His specialty rugs are similarly split: Many are original antique Orientals, meaning they date back to the 19th or, at latest, early 20th century. Displayed alongside these genuine antiques on the walls and floor of the showroom, though, are upscale re-creations—available exclusively through Rothstein, who works with a group of weavers in Azerbaijan, the ancient carpet-weaving center of Eurasia, to secure them.

“I started off calling the re-creations ‘replications,’” he explains, “but stopped doing that, because they’re not copies. They’re re-creations. We’re re-creating the rugs and producing them the exact same way they were made hundreds of years ago—with the same materials, methods, techniques and traditions.”

His relationship with the descendants of Azerbaijan’s early rug weavers started some 13 years ago, when he and wife Katrina set out to decorate their Haddonfield residence. Baffled by their inability to find a convergence of quality and design, he turned to historians and experts, who led him to the small group of Eurasian weavers that are using hand-spun wool and all-natural dyes indigenous to the region to create Oriental floor coverings that, to the untrained eye, are indistinguishable from the originals.

“Today, 99 percent of new Oriental rugs come from India, Afghanistan and Pakistan. Historically, though, those are not places that made Oriental rugs,” Rothstein says.

For all his enthusiasm and knowledge, Rothstein was at first reluctant to enter into the antiques industry—the residue of growing up in his Lexington, Mass., childhood home, in which you “couldn’t paint with a paint roller, because there were no paint rollers in the 19th century.” While friends vacationed in Disney World, the Rothstein family visited Sotheby’s, he recalls. And weekends were spent scouring antique shops for the perfect find.

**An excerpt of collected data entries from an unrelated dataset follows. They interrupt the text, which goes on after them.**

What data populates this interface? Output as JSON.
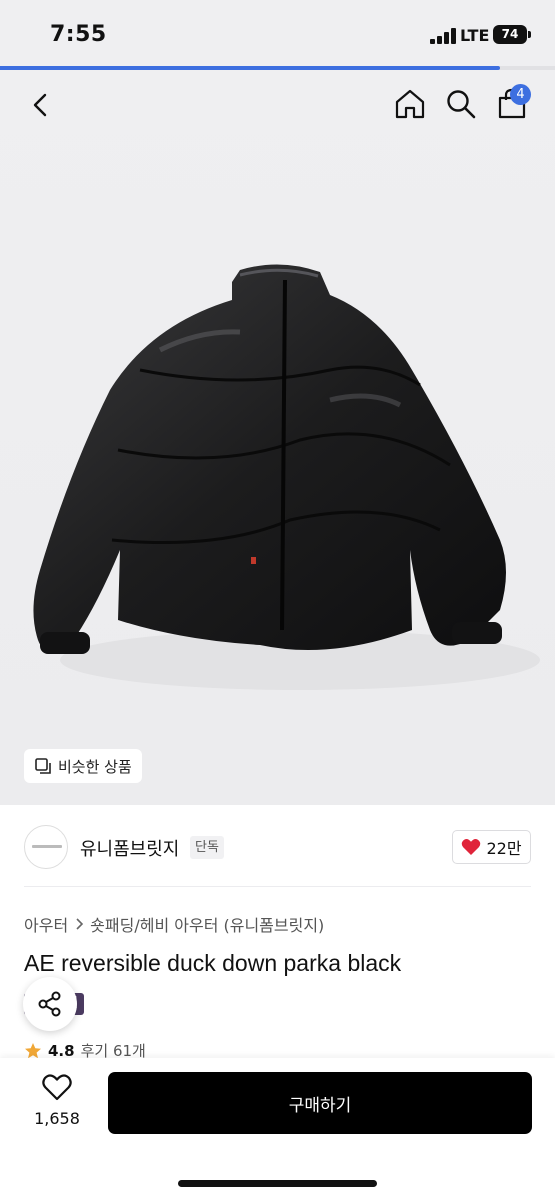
{
  "status_bar": {
    "time": "7:55",
    "network": "LTE",
    "battery": "74"
  },
  "page_progress": 0.9,
  "header": {
    "back_icon": "chevron-left-icon",
    "home_icon": "home-icon",
    "search_icon": "search-icon",
    "cart_icon": "shopping-bag-icon",
    "cart_count": "4"
  },
  "hero": {
    "similar_label": "비슷한 상품",
    "similar_icon": "copy-icon"
  },
  "brand": {
    "name": "유니폼브릿지",
    "tag": "단독",
    "likes": "22만",
    "like_icon": "heart-filled-icon"
  },
  "breadcrumb": {
    "category": "아우터",
    "subcategory": "숏패딩/헤비 아우터 (유니폼브릿지)"
  },
  "product": {
    "title": "AE reversible duck down parka black",
    "badge": "세일",
    "rating": "4.8",
    "reviews": "후기 61개"
  },
  "bottom_bar": {
    "wish_count": "1,658",
    "buy_label": "구매하기"
  },
  "colors": {
    "accent": "#3d6fe0",
    "heart": "#e0243a",
    "star": "#f0a736",
    "sale": "#4c3c62",
    "buy": "#000000"
  }
}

“Some fathers are into golf, others are into Mustangs. My father was into antiques,” he explains. “I didn’t go to Red Sox games, but I did help my father dye trim in the sink for the drapes.

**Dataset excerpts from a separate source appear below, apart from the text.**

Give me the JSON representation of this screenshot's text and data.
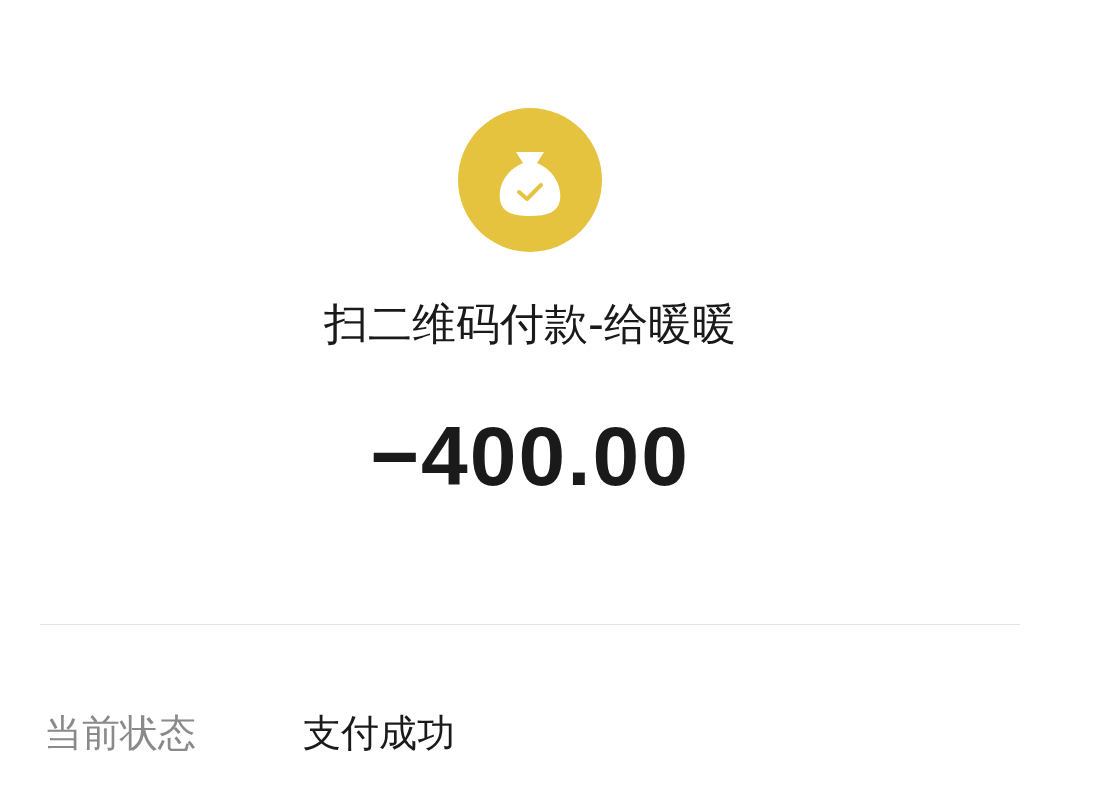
{
  "title": "扫二维码付款-给暖暖",
  "amount": "−400.00",
  "details": [
    {
      "label": "当前状态",
      "value": "支付成功"
    }
  ]
}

“The truth is, I didn’t like it very much. In fact, I resented it. There were times I felt like my parents’ interests took precedence over other things.”

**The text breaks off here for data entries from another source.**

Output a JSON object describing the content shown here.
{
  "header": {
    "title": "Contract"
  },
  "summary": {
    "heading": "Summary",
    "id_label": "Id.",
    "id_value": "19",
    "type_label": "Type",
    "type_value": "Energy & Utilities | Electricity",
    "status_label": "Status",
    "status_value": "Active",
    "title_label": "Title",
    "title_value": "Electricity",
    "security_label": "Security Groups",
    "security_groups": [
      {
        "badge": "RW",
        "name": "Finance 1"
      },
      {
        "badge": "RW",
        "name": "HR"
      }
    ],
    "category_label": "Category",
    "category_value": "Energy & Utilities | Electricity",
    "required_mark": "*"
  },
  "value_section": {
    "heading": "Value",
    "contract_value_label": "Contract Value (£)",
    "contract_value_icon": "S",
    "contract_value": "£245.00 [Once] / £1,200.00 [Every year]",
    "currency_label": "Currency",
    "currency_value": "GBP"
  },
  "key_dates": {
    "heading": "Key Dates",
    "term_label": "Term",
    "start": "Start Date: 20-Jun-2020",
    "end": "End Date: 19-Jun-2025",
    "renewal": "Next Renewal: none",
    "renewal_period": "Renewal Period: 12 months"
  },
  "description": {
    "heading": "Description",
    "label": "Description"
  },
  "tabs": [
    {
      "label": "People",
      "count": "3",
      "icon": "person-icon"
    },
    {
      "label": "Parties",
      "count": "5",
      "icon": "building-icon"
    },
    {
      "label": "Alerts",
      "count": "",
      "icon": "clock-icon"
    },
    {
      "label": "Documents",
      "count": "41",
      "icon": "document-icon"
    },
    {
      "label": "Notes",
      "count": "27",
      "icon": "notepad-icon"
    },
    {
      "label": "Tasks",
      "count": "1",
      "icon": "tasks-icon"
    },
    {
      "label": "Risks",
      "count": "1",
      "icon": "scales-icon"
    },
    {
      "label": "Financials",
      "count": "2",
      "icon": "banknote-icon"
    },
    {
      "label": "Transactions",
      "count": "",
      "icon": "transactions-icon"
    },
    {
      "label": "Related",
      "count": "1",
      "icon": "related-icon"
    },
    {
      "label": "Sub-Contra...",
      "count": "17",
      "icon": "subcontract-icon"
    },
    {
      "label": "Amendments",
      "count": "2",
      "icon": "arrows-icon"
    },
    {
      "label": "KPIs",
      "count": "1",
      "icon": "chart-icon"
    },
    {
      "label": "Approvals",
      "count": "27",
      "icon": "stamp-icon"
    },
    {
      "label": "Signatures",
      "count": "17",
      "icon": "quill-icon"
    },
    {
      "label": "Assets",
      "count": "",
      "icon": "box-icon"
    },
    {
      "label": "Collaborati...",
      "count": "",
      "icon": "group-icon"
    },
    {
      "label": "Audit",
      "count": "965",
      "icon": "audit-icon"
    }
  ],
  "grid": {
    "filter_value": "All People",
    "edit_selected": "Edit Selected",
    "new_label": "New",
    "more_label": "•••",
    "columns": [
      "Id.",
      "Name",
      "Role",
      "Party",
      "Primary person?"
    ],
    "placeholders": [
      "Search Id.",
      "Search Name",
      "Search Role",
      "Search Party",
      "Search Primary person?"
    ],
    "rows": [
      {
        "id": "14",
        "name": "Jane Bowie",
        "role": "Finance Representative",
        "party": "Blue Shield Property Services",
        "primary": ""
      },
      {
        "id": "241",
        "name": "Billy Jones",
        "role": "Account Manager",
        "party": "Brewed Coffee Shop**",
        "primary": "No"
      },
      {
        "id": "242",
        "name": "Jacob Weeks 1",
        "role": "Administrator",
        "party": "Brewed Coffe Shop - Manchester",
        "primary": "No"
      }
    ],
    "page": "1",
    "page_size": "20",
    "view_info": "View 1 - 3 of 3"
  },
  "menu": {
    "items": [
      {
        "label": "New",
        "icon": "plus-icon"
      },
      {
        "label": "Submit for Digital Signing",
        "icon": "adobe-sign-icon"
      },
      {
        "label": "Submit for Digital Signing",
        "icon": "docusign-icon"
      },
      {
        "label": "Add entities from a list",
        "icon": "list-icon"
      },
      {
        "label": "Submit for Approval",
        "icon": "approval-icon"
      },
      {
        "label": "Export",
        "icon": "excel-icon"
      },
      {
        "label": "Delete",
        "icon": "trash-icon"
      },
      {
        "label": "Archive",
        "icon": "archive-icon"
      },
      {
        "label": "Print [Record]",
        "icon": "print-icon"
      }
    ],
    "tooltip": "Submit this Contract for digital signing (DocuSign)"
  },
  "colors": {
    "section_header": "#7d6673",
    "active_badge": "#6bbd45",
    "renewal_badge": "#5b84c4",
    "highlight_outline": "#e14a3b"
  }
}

But absence, they say, makes the heart grow fonder, and it was only after he’d moved to the Philadelphia region to attend the University of Pennsylvania that Rothstein gained an appreciation for the things of his youth.

“My sister jokes I didn’t develop a very good curveball growing up, but did develop a highly developed aesthetic in terms of understanding design and American decorative arts,” quips Rothstein.

Still, Rothstein has other interests. Among them, he’s an aspiring screenwriter, who worked on the 1997 film Fallen and is still represented by the Creative Artists Agency in Los Angeles. But in his showroom, he saw an opportunity for his inherited taste and artistic eye to converge.

“I still write. I’ve written a lot on spec. But this,” he says, referring to his showroom, “this is also a love; it’s what I grew up with. It’s not a family business, but a family passion.”

He knows the price point isn’t for everyone: Re-creations start at $80 per square foot, while antique rugs can range into the six figures depending on size, design, materials, rarity and condition. But for those capable of the investment, he promises a product whose value goes beyond basic math.

“If you buy a great pair of shoes, they can be re-soled … they last longer. The same is true of furniture. If you buy a good rug, it’s going to outlast the people that walk on it. There’s intrinsic value there.”

Published (and copyrighted) in South Jersey Magazine, Volume 8, Issue 8 (November, 2011).